Mohamed El-shahed/AFP via Getty Images

"Studies carried out in 2003 showed that the world's oldest stone building was in real danger," Egypt's tourism and antiquities minister Khaled Khaled el-Anany told reporters, saying the restoration project had cost the country 104 million Egyptian pounds (roughly $6.6 million).

"The restoration project started at the end of 2006 but slowed down after 2011. Real work was only resumed at the end of 2015, and here we are," he added, referring to repeated delays caused by the turmoil that gripped Egypt following its famous uprising nine years ago.

PHOTO: A general view shows the step pyramid of Djoser in Egypt's Saqqara necropolis, south of the capital Cairo, March 5, 2020.
A general view shows the step pyramid of Djoser in Egypt's Saqqara necropolis, south of the capital Cairo, March 5, 2020.
Mohamed El-shahed/AFP via Getty Images

Mohamed Youssef, director of the archaeological Saqqara area, told ABC News that tourists will be allowed to enter the pyramid for the first time via its southern entrance.
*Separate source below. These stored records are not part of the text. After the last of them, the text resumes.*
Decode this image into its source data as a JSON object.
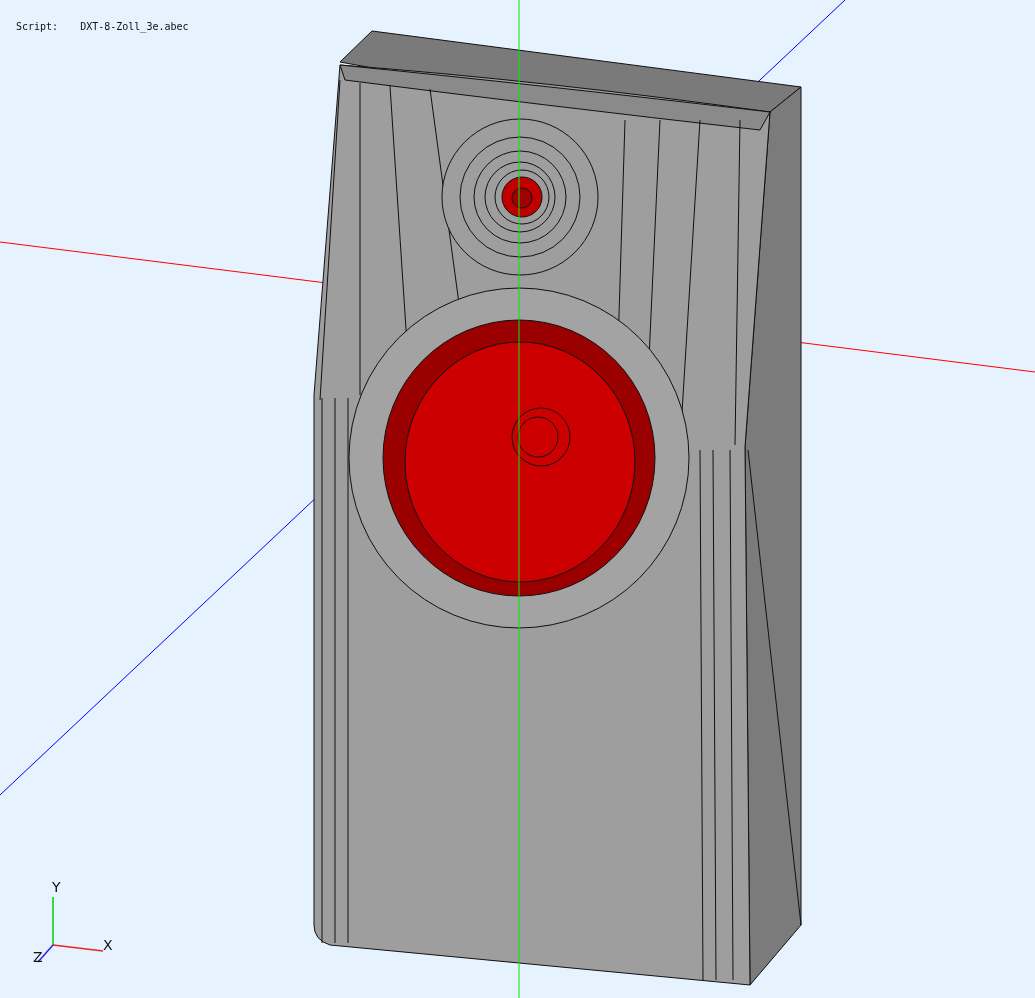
{
  "script": {
    "label": "Script:",
    "file": "DXT-8-Zoll_3e.abec"
  },
  "axes": [
    {
      "kind": "y",
      "label": "Y"
    },
    {
      "kind": "x",
      "label": "X"
    },
    {
      "kind": "z",
      "label": "Z"
    }
  ]
}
Egypt has made a number of discoveries and concluded several restoration projects in recent months as it seeks to shore up its vital tourism industry, which took a hit following the 2011 revolution that unseated autocrat Hosni Mubarak.In July last year, Egypt opened two other pyramids for visitors -- the Bent Pyramid and its satellite pyramid in the nearby Dahshur royal necropolis.